Imaging

 

The best modality for imaging the supraspinatus tendon (a soft tissue) varies according to the specific tendon disorder – Tendonitis (inflammation) Vs tendinosis (micro-tears) Vs partial or full thickness tear Vs rupture.

The options include: 

 

(a) MRI – Magnetic Resonance Imaging

MRI machines are used commonly to assess internal changes in a joint and produce the best quality images for soft tissue injuries, especially tendons. This device involves the use of a large magnetic field, does not use ionising radiation and is non-invasive; however, it is expensive. This device is considered to be the 'gold standard' for imaging tendons although ultrasonography may be an alternative option if time and/or cost are limiting factors.

 

 (b) Diagnostic Ultrasound

Good quality images of tendon, muscle and soft tissues. This imaging device can show haematoma formation (bleeding into the tissues) resulting from tendon tears and early calcification.

Ultrasound is most effective for distinguishing supraspinatus tears from other tendinopathies. Thus it is most clinically useful when attempting to either exclude or diagnose a suspected partial or full thickness tear or complete rupture. 

Research studies have shown that the accuracy of ultrasound in diagnosing tears depends on the size of the lesion. There is good specificity (91%) and sensitivity (97%) for complete tears.

 

For further information on reaserch findings see:

 

Brasseur, J., Lucidarme, O., Tardieu, M., Tordeur, M., Montalvan, B., Parier, J., LeGoux, P., Gires, A., & Grenier, P. (2004). Ultrasonographic rotator cuff changes in veteran tennis players: the effect of hand dominance and comparison with clinical findings. J.Eur.Radiology, 14: 857-864

Itoi, E., Minagawa, H., Yamamoto, N., Seki, N., & Abe, H. (2006). Are pain location and physical examinations useful in locating a tear sit of the rotator cuff? American J.Sports Medicine, 34(2):256-264.

 

Ultrasound of  a normal supraspinatus tendon

Complete tear of supraspinatus tendon 

(c) Plain X-ray 

Produce poor quality images of tendons but show bone detail well. This modality can detail the presence of any calcifications within the tendon and/or degenerative changes. Additionally, it can reveal structural abnormalities of the shoulder joint that may have lead to the tendon being impinged and the subsequent development of the tendinopathy.

 

Note: There is limited evidence based practice comparing the effectiveness of each imaging technique for the supraspinatus tendon as an individual structure.

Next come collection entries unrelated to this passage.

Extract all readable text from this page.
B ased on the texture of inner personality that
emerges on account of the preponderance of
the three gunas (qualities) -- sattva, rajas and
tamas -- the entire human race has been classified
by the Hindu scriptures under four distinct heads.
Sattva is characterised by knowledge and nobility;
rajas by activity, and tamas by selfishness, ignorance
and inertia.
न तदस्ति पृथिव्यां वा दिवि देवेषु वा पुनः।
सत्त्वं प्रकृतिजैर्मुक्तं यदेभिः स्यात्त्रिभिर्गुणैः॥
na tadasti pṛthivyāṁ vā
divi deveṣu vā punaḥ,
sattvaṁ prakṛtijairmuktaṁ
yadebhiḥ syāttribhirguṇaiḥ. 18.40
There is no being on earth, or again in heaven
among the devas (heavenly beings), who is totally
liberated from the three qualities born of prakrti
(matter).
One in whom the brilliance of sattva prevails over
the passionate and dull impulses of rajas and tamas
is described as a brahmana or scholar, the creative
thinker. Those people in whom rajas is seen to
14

The decision as to whether imaging is required for a diagnosis and what is the best option to use will depend on your physiotherapists initial clinical findings.

 

Plain X-ray film of the right shoulder joint. Note the gap between the acromion and head of humerus - this is the subacromial space. 

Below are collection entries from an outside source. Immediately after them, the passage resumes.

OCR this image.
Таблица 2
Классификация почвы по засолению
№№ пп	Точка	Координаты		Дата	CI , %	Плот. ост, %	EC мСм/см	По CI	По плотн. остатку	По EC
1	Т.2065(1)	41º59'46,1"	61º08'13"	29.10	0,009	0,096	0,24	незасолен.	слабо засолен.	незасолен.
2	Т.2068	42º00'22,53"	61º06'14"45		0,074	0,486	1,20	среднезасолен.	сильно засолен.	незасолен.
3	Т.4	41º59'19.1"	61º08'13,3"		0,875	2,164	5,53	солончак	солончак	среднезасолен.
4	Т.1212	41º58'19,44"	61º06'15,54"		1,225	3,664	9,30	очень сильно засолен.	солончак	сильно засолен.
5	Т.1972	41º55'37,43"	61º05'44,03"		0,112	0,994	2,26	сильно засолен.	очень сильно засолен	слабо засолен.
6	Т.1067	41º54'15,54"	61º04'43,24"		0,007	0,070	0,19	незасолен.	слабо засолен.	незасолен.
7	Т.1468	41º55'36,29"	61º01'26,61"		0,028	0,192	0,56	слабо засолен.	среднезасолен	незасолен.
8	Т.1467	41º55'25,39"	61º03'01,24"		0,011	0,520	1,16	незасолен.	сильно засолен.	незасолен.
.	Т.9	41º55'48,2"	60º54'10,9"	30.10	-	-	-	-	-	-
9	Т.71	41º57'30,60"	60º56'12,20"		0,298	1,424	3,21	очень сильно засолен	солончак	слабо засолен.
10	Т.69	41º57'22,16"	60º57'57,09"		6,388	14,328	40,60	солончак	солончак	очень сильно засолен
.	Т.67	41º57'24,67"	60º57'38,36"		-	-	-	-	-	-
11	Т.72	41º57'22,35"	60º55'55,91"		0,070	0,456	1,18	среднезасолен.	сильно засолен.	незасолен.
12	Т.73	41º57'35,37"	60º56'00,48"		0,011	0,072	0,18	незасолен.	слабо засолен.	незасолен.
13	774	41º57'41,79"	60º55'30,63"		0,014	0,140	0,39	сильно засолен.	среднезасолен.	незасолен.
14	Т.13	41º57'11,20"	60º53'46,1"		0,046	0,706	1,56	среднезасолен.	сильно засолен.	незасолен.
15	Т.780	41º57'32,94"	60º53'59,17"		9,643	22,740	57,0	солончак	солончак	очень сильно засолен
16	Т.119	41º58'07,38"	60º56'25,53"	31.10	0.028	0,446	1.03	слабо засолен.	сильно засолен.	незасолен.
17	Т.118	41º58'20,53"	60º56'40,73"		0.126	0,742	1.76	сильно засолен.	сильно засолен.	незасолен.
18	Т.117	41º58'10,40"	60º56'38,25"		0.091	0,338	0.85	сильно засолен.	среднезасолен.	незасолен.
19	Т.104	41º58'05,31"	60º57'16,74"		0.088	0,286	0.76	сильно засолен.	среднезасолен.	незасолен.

Diagnosis is complicated and so you may find that your treating practitioner will provide treatment first and then assess your level of improvement in the next session. This will allow for confirmation that initial suspicions were correct and that the treatment is working, thus removing the need for expensive imaging. The expectation that you have to undergo imaging immediately for a diagnosis is not always warranted.